Spicewood to laz / 30.4 Miles

I resumed my position in the lead as we wound down the mountain. We had picked up another runner, Travis, at Spicewood. He asked my name, gave me his, and said, “Ellen, if you don’t mind, I’d like to follow you in to the finish. You’ve got a great pace going, and that will keep me motivated and moving forward.” It was certainly a compliment, and I didn’t want to let him down.

While I would love for this race report to end with me heroically leading my CT Crew to BFC success, this, sadly, is not that story.

I kept us at a great pace for about a mile, maybe a bit more, but a few factors compounded. First, nature had been calling me for quite some time, and I kept trying to postpone answering. That call grew increasingly more difficult to ignore. Second, the footing became more technical, with lots of rocks, and I was taking some bad steps going at that speed. Third, I was wearing one hard contact lens, and a “loaner” soft contact lens (that was not my correct prescription.) It had been screwing with my perspective, and after 12+ hours of wearing them, I was having trouble seeing.
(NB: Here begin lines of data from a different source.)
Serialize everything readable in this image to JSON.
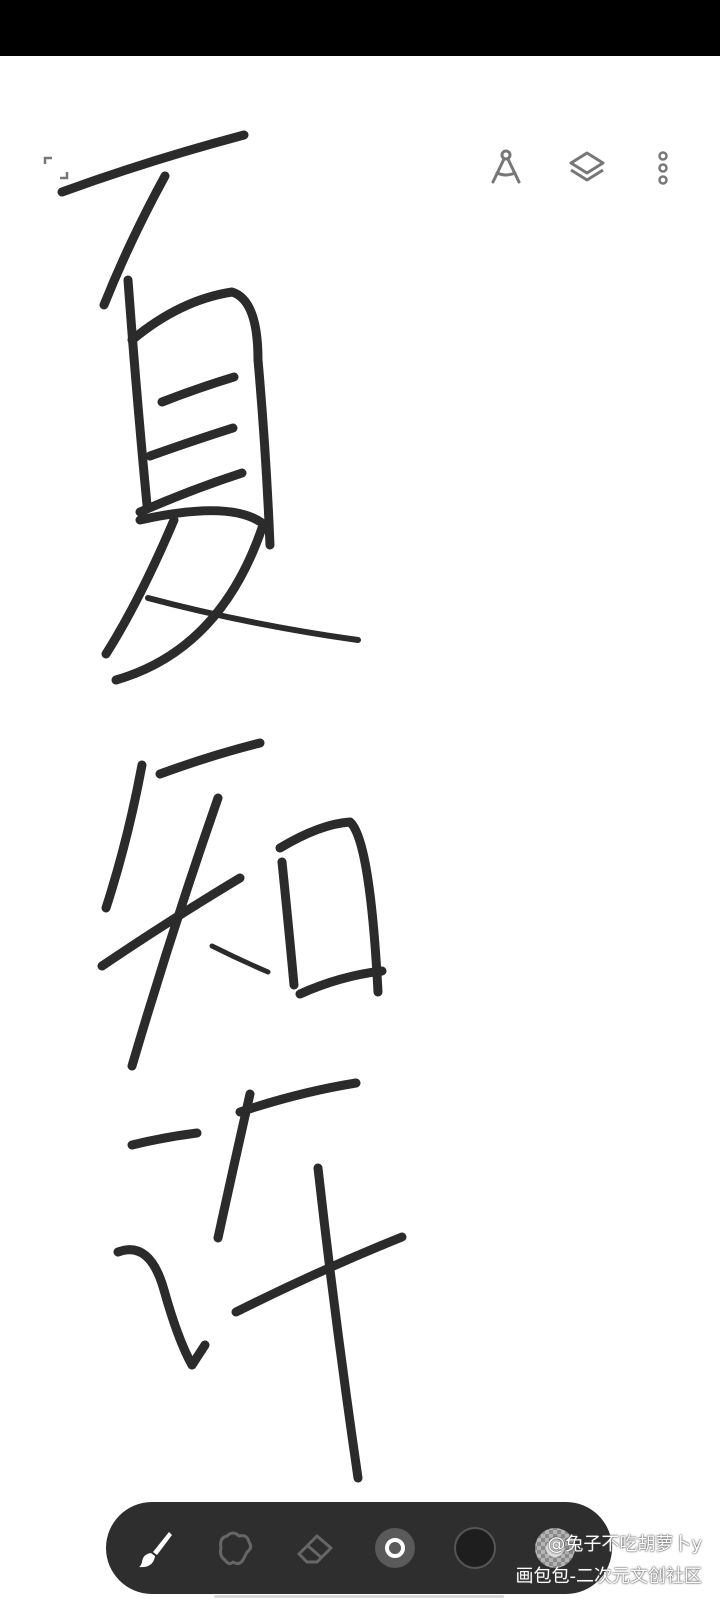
{
  "status_bar": {
    "color": "#000000"
  },
  "canvas": {
    "background": "#ffffff",
    "ink_color": "#2b2b2b",
    "drawn_text": [
      "夏",
      "知",
      "许"
    ]
  },
  "top_bar": {
    "icons": [
      "fullscreen-icon",
      "ruler-icon",
      "layers-icon",
      "more-vertical-icon"
    ]
  },
  "toolbar": {
    "tools": [
      "brush-icon",
      "smudge-icon",
      "eraser-icon",
      "brush-size-icon",
      "color-swatch",
      "opacity-icon"
    ],
    "selected_tool": "brush",
    "current_color": "#1e1e1e",
    "background": "#2e2e2e"
  },
  "watermark": {
    "user": "@兔子不吃胡萝卜y",
    "site": "画包包-二次元文创社区"
  }
}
The waning light didn’t help. Writing this now has the air of making excuses. Perhaps I was. It’s something I will always wrestle with. Had I known that I would have come in the top ten of female finishers, I’m fairly certain that I would have solved that puzzle and kept going. Then again, maybe I would have taken a really bad step, broken my ankle, and earned my first DNF. I decided in that moment that a DFL beats a DNF any day. I was here to finish this race, and, consulting Rule #4, I knew it made sense for me to address the factors outlined above. I apologized to the Crew, and stepped aside.

Factor 1 being resolved, I stepped back onto the trail, only to have two more groups blow past me. Reining in my competitive spirit was excruciating. “No one else passes you. No one,” warred in my head with “Finishing is winning. Finishing is winning.”
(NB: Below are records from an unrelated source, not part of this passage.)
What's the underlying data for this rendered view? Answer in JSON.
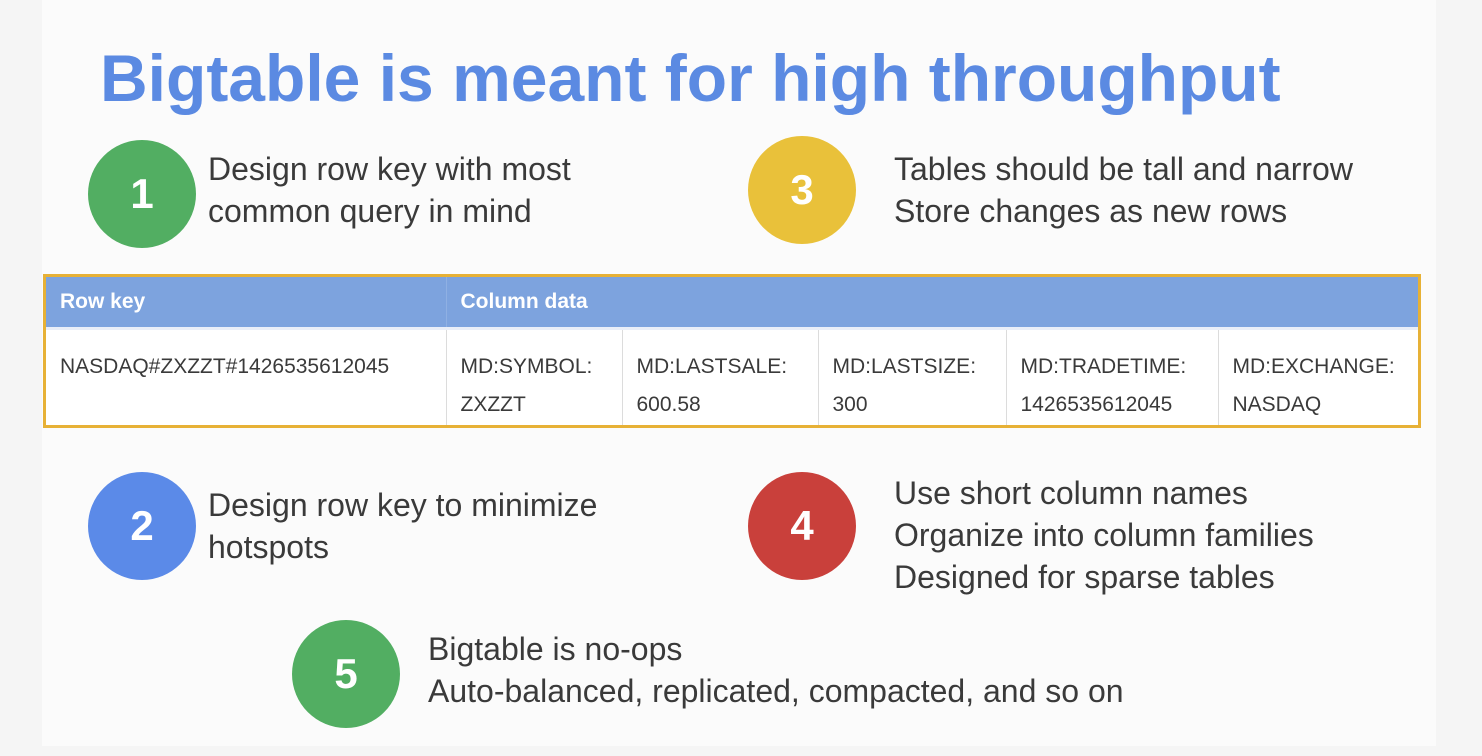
{
  "title": "Bigtable is meant for high throughput",
  "points": [
    {
      "number": "1",
      "color": "#52ae62",
      "lines": [
        "Design row key with most",
        "common query in mind"
      ]
    },
    {
      "number": "2",
      "color": "#5b8ae8",
      "lines": [
        "Design row key to minimize",
        "hotspots"
      ]
    },
    {
      "number": "3",
      "color": "#e9c13a",
      "lines": [
        "Tables should be tall and narrow",
        "Store changes as new rows"
      ]
    },
    {
      "number": "4",
      "color": "#c9403b",
      "lines": [
        "Use short column names",
        "Organize into column families",
        "Designed for sparse tables"
      ]
    },
    {
      "number": "5",
      "color": "#52ae62",
      "lines": [
        "Bigtable is no-ops",
        "Auto-balanced, replicated, compacted, and so on"
      ]
    }
  ],
  "table": {
    "headers": {
      "row_key": "Row key",
      "column_data": "Column data"
    },
    "row": {
      "key": "NASDAQ#ZXZZT#1426535612045",
      "cells": [
        {
          "name": "MD:SYMBOL:",
          "value": "ZXZZT"
        },
        {
          "name": "MD:LASTSALE:",
          "value": "600.58"
        },
        {
          "name": "MD:LASTSIZE:",
          "value": "300"
        },
        {
          "name": "MD:TRADETIME:",
          "value": "1426535612045"
        },
        {
          "name": "MD:EXCHANGE:",
          "value": "NASDAQ"
        }
      ]
    }
  }
}
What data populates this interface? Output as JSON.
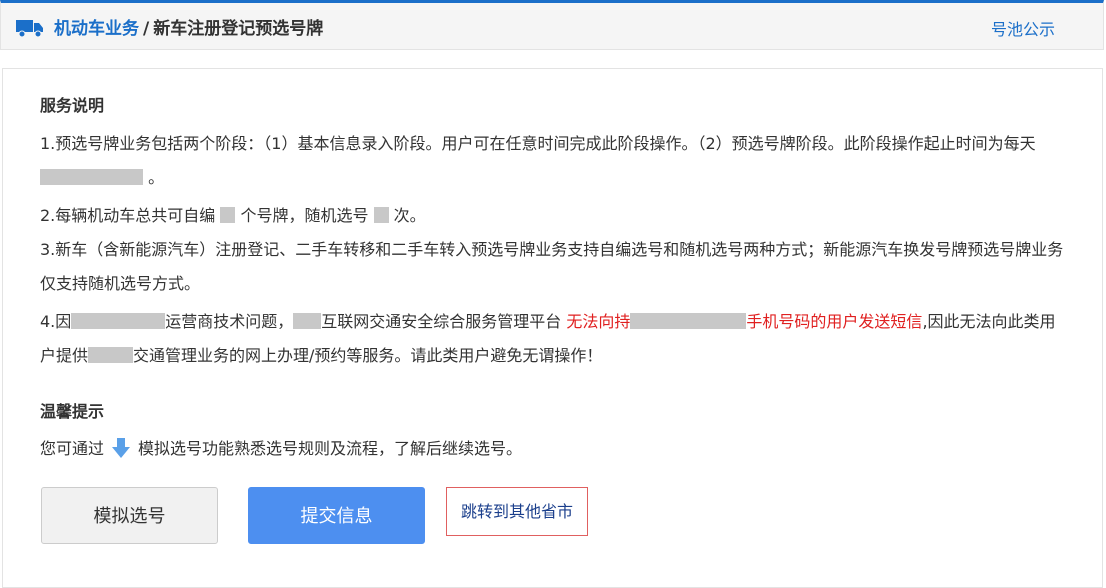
{
  "header": {
    "breadcrumb_section": "机动车业务",
    "breadcrumb_separator": "/",
    "breadcrumb_page": "新车注册登记预选号牌",
    "pool_link": "号池公示",
    "accent_color": "#1b6fc9"
  },
  "service": {
    "title": "服务说明",
    "p1a": "1.预选号牌业务包括两个阶段：（1）基本信息录入阶段。用户可在任意时间完成此阶段操作。（2）预选号牌阶段。此阶段操作起止时间为每天",
    "p1b": "。",
    "p2a": "2.每辆机动车总共可自编",
    "p2b": "个号牌，随机选号",
    "p2c": "次。",
    "p3": "3.新车（含新能源汽车）注册登记、二手车转移和二手车转入预选号牌业务支持自编选号和随机选号两种方式；新能源汽车换发号牌预选号牌业务仅支持随机选号方式。",
    "p4a": "4.因",
    "p4b": "运营商技术问题，",
    "p4c": "互联网交通安全综合服务管理平台",
    "p4_red_a": "无法向持",
    "p4_red_b": "手机号码的用户发送短信",
    "p4d": ",因此无法向此类用户提供",
    "p4e": "交通管理业务的网上办理/预约等服务。请此类用户避免无谓操作！",
    "warning_color": "#e02020"
  },
  "tips": {
    "title": "温馨提示",
    "text_before": "您可通过",
    "text_after": "模拟选号功能熟悉选号规则及流程，了解后继续选号。",
    "icon": "arrow-down-icon"
  },
  "actions": {
    "simulate": "模拟选号",
    "submit": "提交信息",
    "jump": "跳转到其他省市",
    "submit_color": "#4d8ff0"
  }
}
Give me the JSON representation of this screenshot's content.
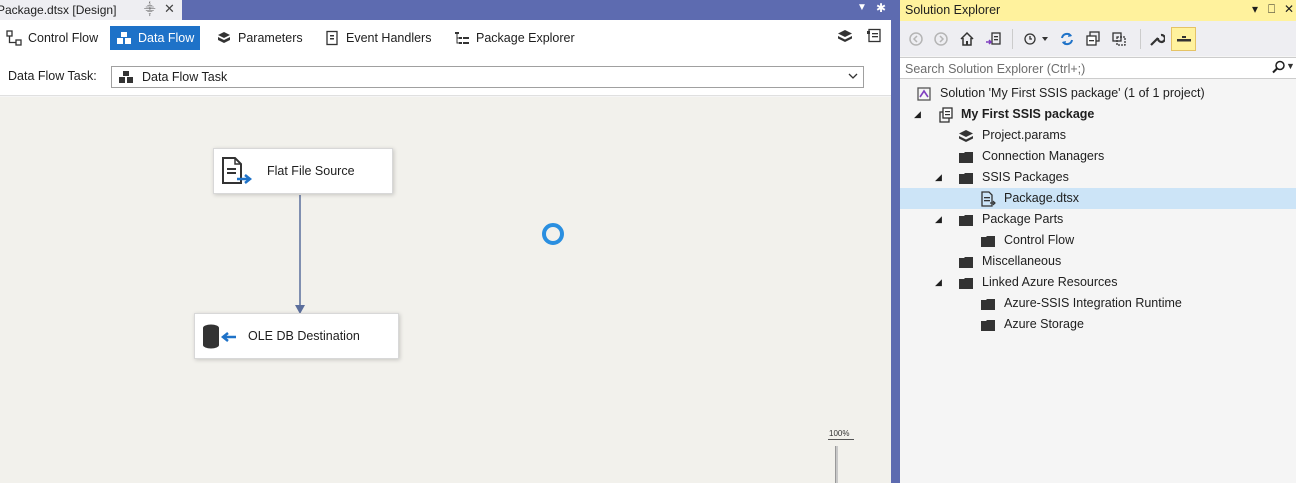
{
  "designer": {
    "doc_tab_title": "Package.dtsx [Design]",
    "doc_tab_pin": "⸎",
    "doc_tab_close": "✕",
    "tabs": [
      {
        "label": "Control Flow",
        "icon": "control-flow-icon",
        "active": false
      },
      {
        "label": "Data Flow",
        "icon": "data-flow-icon",
        "active": true
      },
      {
        "label": "Parameters",
        "icon": "parameters-icon",
        "active": false
      },
      {
        "label": "Event Handlers",
        "icon": "event-handlers-icon",
        "active": false
      },
      {
        "label": "Package Explorer",
        "icon": "package-explorer-icon",
        "active": false
      }
    ],
    "task_label": "Data Flow Task:",
    "task_value": "Data Flow Task",
    "components": [
      {
        "label": "Flat File Source",
        "icon": "flat-file-source-icon"
      },
      {
        "label": "OLE DB Destination",
        "icon": "ole-db-destination-icon"
      }
    ],
    "zoom_label": "100%",
    "accent_color": "#1e72c8",
    "tab_strip_color": "#5d6bb0"
  },
  "solution_explorer": {
    "title": "Solution Explorer",
    "title_bar_color": "#fff29d",
    "window_buttons": [
      "▾",
      "⎕",
      "✕"
    ],
    "search_placeholder": "Search Solution Explorer (Ctrl+;)",
    "tree": [
      {
        "label": "Solution 'My First SSIS package' (1 of 1 project)",
        "icon": "solution-icon",
        "bold": false,
        "expander": "",
        "level": 0,
        "selected": false
      },
      {
        "label": "My First SSIS package",
        "icon": "ssis-project-icon",
        "bold": true,
        "expander": "◢",
        "level": 0,
        "selected": false
      },
      {
        "label": "Project.params",
        "icon": "params-icon",
        "bold": false,
        "expander": "",
        "level": 1,
        "selected": false
      },
      {
        "label": "Connection Managers",
        "icon": "folder-icon",
        "bold": false,
        "expander": "",
        "level": 1,
        "selected": false
      },
      {
        "label": "SSIS Packages",
        "icon": "folder-icon",
        "bold": false,
        "expander": "◢",
        "level": 1,
        "selected": false
      },
      {
        "label": "Package.dtsx",
        "icon": "package-file-icon",
        "bold": false,
        "expander": "",
        "level": 2,
        "selected": true
      },
      {
        "label": "Package Parts",
        "icon": "folder-icon",
        "bold": false,
        "expander": "◢",
        "level": 1,
        "selected": false
      },
      {
        "label": "Control Flow",
        "icon": "folder-icon",
        "bold": false,
        "expander": "",
        "level": 2,
        "selected": false
      },
      {
        "label": "Miscellaneous",
        "icon": "folder-icon",
        "bold": false,
        "expander": "",
        "level": 1,
        "selected": false
      },
      {
        "label": "Linked Azure Resources",
        "icon": "folder-icon",
        "bold": false,
        "expander": "◢",
        "level": 1,
        "selected": false
      },
      {
        "label": "Azure-SSIS Integration Runtime",
        "icon": "folder-icon",
        "bold": false,
        "expander": "",
        "level": 2,
        "selected": false
      },
      {
        "label": "Azure Storage",
        "icon": "folder-icon",
        "bold": false,
        "expander": "",
        "level": 2,
        "selected": false
      }
    ]
  }
}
My vision problems (yes, Adam Parker, you told me so. I should have brought glasses) and rocky terrain slowed me more than I would have liked, and a bad step rolled my ankle. I shouted out loud at myself, “Get it together!” I went forward more conservatively, choosing the best footing available. Then, ultra brain set in. I reached a T with no course markings. I knew, absolutely, to turn left. It should not have even given me a moment’s pause. But with no one else around, ahead or behind, doubt set in. Well, as Durb said at the start line, this is what we wanted out here. Moments of doubt. It made no sense to go right, as that led up to Spicewood. I turned left but could not convince my feet to move faster. They doubted the part of my brain that was being rational. When I reached another convergence of trails, I consulted the map again. Again, I knew to keep left, but the fact that no runners had caught me left me second-guessing. It was such a frustrating sensation, intellectually knowing that I was going the right direction but hearing doubts despite this. Yassine’s advice to “silence the committee” in my head came to me, so I told them to shut the hell up, and stayed left.

Of course, before long, I came to a familiar stretch that I knew led to the trailhead and to laz. Confidence restored, my hesitant jog morphed to a solid sprint, and, sure enough, there sat laz, a group of runners basking in his presence. I charged ahead, with about a mile to go.

laz to the Finish Line / 31.1 Miles / 13 Hours, 20 Minutes Cutoff

Without fail, at the end of every race, I have enough left in the tank for an all-out sprint. The BFC was no exception. One slight moment of confusion aside–an arrow seemed to point to a trail, but the bystanders shouted at me “road! road!”–the afterburners kicked on, and I went blazing down the road. I could hear my breathing nearing the high-pitched whine of hyperventilation, but I knew I could keep this pace for a mile. As I rounded the final corner, finishers started cheering, I caught Crystal out of the corner of my eye, and heard her call out as she ran to catch me. I crossed the finish line in 12 hours, 10 minutes, and 45 seconds. More than an hour before the cutoff. Crystal tackled me with a hug, and a volunteer came over with a pair of dog tags and asked, “Marathon finish?” Barely able to speak, I shook my head, smiled, displayed my punched-filled bib and breathlessly said, “50K.” She signaled to another volunteer, who handed me my Croix de Barque.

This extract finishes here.